Spatial and temporal variability of greenhouse gas emissions from rural development land use operations
Lewis, Kathleen Anne
Climate change objectives of mitigation and adaptation are being mainstreamed into many policies and strategies around the world. In Europe, this has included the Rural Development Programme, which aims to tackle multiple social, economic and environmental objectives in rural areas, and the integration of climate change objectives adds another strand of complexity to the decision making process. When formulating policies determining the likely effectiveness of any particular measure can be challenging, especially with respect to the spatial and temporal variability of greenhouse gas emissions. This is a challenge faced by all countries and regions around the world.

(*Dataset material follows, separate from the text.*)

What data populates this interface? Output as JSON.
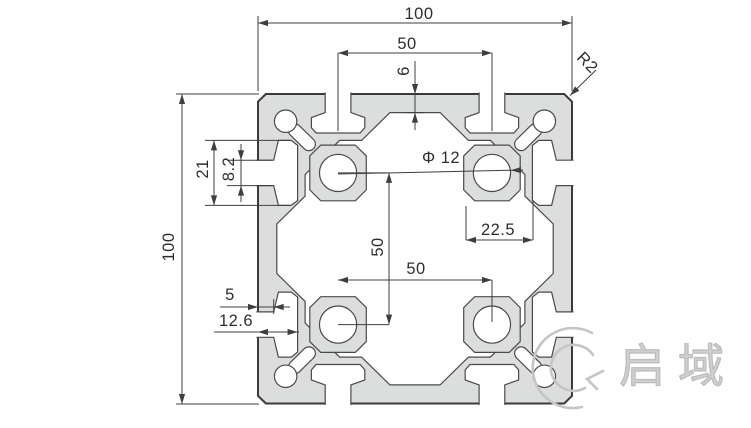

This study uses Europe as an example to explore this issue. It highlights the variability in emissions from land use operations that may be encountered under different conditions and time horizons and considers this in the context of policy formulation. The Optimal Strategies for Climate change Action in Rural Areas software has been adapted to derive net greenhouse gas emissions for rural development operations for all regions in Europe. Operations have been classified into five categories based on their benefit/burden over different time horizons. The analysis shows that it is important to understand the time period over which benefits or burdens are realised and determine how this fits with policy instruments, such as land management agreements and the permanency of actions. It also shows that in some regions an operation can have benefits, but in other regions it has burdens, thus location can be critical. Finally, in the context of developing operations to meet multiple social, economic and environmental objectives, it is important to acknowledge that seeking options that only reduce emissions may not always be practical or possible. In some instances we may have to accept an increase in emissions in order to meet other objectives. It is important that we evaluate the net greenhouse gas emissions of all operations, not just those aimed at climate change mitigation. We can then select those with the least burden in the process of developing optimal solutions to meet multiple objectives.